Reputation: 631
I want to create a clean URL from a text such as this one:
Alpha Tests' Purchase of Berta Global Associates (C)
The URL should look like this:
alpha-tests-purchase-of-berta-global-associates-c
Currently I use this formula in Excel:
=LOWER(SUBSTITUTE(SUBSTITUTE(SUBSTITUTE(SUBSTITUTE(SUBSTITUTE(SUBSTITUTE(SUBSTITUTE(SUBSTITUTE(SUBSTITUTE(SUBSTITUTE(SUBSTITUTE(SUBSTITUTE(SUBSTITUTE(SUBSTITUTE(SUBSTITUTE(SUBSTITUTE(SUBSTITUTE(SUBSTITUTE(A38;"--";"-");" / ";"-");" ";"-");": ";"-");" - ";"-");"_";"-");"?";"");",";"");".";"");"'";"");")";"");"(";"");":";"");" ";"-");"&";"and");"!";"");"/";"-");"""";""))
However, I don't seem to catch all special symbols etc. and as a consequence my URLs are not as clean as I want them to be.
Do you know an Excel formula or VBA code, which ensures that all special symbols are properly converted to a clean URL?
Thank you.
Upvotes: 1
Views: 1549
Reputation: 626903
I can suggest the following Function that you can put into a VBA module and use a normal formula:
Function NormalizeToUrl(cell As Range)
Dim strPattern As String
Dim regEx As Object
Set regEx = CreateObject("vbscript.regexp")
strPattern = "[^\w-]+"
With regEx
.Global = True
.Pattern = strPattern
End With
NormalizeToUrl = LCase(regEx.Replace(Replace(cell.Value, " ", "-"), ""))
End Function
The point is that we replace all spaces with hyphens at the beginning, then use a regex that matches any non-word and non-hyphen characters and remove them with RegExp.Replace
.
UPDATE:
After your comments, it is still unclear what you want to do with Unicode letters.
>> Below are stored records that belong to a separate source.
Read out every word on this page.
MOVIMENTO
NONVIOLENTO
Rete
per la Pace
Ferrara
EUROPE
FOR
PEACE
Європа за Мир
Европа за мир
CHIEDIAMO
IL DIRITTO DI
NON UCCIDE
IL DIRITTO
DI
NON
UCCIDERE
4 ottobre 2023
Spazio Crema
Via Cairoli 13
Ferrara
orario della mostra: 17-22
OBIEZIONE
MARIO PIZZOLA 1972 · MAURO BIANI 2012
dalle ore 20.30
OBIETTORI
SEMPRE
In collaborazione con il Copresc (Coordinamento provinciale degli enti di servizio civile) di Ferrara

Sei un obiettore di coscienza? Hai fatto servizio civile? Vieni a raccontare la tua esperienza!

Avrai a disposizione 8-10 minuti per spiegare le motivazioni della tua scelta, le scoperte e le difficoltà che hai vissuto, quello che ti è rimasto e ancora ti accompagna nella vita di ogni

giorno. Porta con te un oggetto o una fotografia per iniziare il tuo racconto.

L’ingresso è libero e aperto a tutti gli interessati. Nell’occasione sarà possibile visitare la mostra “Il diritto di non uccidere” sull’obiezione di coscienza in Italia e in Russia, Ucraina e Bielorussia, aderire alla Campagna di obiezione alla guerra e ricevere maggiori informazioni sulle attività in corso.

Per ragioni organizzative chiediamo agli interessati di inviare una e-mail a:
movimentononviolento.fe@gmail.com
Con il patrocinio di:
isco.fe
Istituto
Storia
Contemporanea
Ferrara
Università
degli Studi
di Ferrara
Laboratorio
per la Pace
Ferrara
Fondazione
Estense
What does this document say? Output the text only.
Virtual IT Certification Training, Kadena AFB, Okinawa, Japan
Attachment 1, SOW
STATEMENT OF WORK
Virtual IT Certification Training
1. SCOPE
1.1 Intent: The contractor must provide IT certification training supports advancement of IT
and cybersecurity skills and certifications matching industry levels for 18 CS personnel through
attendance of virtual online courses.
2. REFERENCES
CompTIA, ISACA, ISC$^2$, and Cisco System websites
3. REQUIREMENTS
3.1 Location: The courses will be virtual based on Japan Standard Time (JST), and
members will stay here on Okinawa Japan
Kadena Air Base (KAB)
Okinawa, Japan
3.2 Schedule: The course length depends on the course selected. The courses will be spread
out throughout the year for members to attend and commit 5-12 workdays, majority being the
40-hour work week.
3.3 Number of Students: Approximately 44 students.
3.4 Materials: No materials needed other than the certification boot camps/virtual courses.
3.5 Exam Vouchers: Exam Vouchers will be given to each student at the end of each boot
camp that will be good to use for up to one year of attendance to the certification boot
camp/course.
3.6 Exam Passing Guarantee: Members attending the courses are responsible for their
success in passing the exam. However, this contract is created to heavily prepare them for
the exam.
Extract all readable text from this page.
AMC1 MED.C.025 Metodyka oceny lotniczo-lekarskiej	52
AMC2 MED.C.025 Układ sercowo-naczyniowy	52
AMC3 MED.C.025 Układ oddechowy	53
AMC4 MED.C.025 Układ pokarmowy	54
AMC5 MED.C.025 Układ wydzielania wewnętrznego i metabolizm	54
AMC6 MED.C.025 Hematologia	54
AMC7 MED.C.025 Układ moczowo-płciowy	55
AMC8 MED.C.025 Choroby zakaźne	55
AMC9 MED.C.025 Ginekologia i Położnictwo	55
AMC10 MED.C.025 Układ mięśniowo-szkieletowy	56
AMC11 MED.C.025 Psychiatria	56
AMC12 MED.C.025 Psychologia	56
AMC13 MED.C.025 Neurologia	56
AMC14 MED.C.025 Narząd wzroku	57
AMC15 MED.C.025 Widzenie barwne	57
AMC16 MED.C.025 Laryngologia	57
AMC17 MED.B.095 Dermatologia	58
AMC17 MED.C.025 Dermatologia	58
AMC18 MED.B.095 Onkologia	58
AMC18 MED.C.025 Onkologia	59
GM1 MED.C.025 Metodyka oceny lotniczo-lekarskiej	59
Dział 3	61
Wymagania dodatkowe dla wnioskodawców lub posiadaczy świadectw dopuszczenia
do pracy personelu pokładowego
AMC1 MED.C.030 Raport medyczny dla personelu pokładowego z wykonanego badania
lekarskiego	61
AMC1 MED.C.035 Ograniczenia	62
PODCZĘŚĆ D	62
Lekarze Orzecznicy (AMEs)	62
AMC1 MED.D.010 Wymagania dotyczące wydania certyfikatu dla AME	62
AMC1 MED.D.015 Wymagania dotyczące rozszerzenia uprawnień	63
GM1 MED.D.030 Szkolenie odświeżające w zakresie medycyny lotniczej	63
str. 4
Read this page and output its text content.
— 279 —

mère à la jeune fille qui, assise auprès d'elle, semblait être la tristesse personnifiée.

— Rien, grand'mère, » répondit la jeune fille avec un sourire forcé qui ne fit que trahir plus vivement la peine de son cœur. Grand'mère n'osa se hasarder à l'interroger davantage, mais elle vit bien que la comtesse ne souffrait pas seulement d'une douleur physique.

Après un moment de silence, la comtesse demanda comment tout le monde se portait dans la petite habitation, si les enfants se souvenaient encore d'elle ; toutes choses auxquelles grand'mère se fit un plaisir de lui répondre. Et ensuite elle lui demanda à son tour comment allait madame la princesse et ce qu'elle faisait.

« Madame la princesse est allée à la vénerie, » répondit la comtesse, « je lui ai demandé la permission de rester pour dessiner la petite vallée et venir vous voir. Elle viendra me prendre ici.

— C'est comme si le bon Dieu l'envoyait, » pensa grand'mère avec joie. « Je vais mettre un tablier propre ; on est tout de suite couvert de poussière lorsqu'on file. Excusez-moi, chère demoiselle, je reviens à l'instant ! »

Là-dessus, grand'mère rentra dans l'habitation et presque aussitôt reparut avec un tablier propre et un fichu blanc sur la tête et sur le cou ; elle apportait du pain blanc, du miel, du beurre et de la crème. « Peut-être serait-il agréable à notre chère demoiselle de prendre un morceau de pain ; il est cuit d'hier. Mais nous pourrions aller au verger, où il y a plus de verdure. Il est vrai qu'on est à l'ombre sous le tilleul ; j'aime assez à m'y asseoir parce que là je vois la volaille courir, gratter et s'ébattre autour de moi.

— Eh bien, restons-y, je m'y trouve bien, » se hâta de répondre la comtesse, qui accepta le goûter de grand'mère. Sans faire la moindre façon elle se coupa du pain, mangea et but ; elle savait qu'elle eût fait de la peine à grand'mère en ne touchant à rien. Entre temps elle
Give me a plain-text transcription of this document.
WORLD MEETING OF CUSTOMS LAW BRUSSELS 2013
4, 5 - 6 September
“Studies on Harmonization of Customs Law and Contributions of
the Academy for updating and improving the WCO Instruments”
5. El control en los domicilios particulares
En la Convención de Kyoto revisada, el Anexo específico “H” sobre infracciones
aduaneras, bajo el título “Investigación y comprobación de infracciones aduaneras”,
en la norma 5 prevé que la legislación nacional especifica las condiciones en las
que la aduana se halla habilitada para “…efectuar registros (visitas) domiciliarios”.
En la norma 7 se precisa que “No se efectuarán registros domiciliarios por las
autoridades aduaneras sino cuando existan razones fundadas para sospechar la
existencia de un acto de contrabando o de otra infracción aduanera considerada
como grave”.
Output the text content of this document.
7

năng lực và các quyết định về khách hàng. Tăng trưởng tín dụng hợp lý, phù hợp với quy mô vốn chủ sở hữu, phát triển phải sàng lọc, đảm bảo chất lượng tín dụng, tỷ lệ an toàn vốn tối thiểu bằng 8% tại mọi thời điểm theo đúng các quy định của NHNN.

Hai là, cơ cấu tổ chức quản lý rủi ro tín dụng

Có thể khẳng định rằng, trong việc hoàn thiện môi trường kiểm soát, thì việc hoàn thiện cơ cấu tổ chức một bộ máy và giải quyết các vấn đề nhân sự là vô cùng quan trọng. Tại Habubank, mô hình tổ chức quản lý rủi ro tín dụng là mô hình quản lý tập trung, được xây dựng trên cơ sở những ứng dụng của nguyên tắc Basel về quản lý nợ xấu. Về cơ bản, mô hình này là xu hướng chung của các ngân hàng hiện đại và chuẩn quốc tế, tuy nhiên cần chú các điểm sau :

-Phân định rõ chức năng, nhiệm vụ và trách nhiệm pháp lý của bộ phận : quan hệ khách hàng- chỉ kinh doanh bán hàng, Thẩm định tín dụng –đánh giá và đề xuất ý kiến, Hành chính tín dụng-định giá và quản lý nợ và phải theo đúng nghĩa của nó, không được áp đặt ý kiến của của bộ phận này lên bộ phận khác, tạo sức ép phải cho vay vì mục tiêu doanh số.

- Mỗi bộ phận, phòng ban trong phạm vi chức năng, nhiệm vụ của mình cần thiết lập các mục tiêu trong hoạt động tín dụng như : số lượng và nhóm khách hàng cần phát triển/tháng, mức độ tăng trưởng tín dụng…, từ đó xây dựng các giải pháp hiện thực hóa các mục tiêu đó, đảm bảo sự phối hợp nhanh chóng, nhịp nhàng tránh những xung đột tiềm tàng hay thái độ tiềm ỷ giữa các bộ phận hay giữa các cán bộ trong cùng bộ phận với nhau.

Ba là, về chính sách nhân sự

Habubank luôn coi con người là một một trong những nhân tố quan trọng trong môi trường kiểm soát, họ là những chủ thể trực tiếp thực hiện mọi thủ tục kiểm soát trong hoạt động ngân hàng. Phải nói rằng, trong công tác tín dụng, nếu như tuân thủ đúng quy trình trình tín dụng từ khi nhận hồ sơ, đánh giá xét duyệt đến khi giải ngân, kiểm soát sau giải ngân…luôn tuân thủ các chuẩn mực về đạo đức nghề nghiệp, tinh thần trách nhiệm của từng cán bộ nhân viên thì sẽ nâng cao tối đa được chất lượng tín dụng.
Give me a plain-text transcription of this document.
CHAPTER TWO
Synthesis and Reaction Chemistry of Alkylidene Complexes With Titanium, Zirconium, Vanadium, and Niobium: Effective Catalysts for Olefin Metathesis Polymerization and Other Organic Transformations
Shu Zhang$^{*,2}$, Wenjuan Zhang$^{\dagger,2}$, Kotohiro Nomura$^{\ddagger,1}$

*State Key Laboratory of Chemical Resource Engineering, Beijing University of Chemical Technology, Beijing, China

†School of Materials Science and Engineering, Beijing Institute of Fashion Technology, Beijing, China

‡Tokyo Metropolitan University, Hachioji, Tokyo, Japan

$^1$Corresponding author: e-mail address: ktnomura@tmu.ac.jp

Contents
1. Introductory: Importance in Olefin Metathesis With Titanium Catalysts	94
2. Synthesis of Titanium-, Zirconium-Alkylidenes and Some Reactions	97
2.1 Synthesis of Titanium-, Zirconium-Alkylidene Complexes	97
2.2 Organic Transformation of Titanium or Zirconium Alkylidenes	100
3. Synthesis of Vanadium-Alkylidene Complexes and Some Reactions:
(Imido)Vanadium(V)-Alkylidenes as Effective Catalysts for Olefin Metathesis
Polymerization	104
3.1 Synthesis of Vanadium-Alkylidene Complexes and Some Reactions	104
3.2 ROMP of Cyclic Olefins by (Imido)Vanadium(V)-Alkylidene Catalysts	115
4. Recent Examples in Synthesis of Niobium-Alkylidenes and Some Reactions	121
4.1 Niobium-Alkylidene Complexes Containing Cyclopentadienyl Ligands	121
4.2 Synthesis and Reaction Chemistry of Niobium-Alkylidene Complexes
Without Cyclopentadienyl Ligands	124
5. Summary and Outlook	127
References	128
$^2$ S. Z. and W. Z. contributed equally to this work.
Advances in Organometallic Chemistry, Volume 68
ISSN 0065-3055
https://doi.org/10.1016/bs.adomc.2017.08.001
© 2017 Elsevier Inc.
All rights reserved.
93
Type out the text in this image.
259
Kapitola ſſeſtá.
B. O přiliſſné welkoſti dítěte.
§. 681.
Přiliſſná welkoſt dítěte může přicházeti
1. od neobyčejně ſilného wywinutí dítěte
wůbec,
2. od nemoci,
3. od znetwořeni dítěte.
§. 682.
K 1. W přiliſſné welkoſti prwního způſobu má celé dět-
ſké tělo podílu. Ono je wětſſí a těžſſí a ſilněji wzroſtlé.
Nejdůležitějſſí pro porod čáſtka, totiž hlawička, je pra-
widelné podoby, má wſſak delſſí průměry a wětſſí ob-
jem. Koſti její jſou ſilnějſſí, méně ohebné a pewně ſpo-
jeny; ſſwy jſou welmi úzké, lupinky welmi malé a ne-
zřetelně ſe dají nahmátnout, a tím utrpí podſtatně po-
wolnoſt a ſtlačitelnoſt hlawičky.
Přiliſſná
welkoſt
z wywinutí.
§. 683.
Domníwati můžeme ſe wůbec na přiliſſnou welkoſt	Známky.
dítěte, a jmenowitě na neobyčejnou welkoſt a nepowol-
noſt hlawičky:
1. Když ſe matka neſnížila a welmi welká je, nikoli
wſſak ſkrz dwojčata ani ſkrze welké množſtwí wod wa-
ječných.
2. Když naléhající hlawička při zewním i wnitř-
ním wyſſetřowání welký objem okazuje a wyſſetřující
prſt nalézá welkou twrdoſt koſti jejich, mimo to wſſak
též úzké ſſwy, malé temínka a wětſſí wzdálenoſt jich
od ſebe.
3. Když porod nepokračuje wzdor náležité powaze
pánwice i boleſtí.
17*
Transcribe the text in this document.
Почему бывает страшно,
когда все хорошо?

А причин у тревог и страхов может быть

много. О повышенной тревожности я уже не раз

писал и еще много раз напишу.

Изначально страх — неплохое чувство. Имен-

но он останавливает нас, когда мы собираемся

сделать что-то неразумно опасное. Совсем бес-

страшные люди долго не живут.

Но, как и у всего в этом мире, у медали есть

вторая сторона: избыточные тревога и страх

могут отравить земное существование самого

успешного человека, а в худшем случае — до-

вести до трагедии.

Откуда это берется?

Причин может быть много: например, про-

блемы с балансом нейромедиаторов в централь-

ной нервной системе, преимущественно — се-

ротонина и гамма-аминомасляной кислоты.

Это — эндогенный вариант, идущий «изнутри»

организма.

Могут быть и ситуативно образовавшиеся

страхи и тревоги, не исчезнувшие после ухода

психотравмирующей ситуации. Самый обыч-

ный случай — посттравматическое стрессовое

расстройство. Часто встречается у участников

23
Delete or replace with hyphen. Here is a function that I tried to rebuild from your formula, but the logics may be flawed. I would prefer a generic approach above.
Function NormalizeToUrl(cell As Range)
Dim strPattern As String
Dim regEx As Object
Set regEx = CreateObject("vbscript.regexp")
strPattern = "[^\w -]"
With regEx
.Global = True
.Pattern = "[?,.')(:!""]+" ' THESE ARE REMOVED
End With
NormalizeToUrl = regEx.Replace(cell.Value, "")
NormalizeToUrl = Replace(NormalizeToUrl, "&", "and") ' & TURNS INTO "and"
With regEx
.Global = True
.Pattern = strPattern ' WE REPLACE ALL NON-WORD CHARS WITH HYPHEN
End With
NormalizeToUrl = LCase(regEx.Replace(Replace(NormalizeToUrl, " ", "-"), "-"))
With regEx
.Global = True
.Pattern = "--+" ' WE SHRINK ALL HYPHEN SEQUENCES TO SINGLE HYPHEN
End With
NormalizeToUrl = regEx.Replace(NormalizeToUrl, "-")
End Function
Upvotes: 3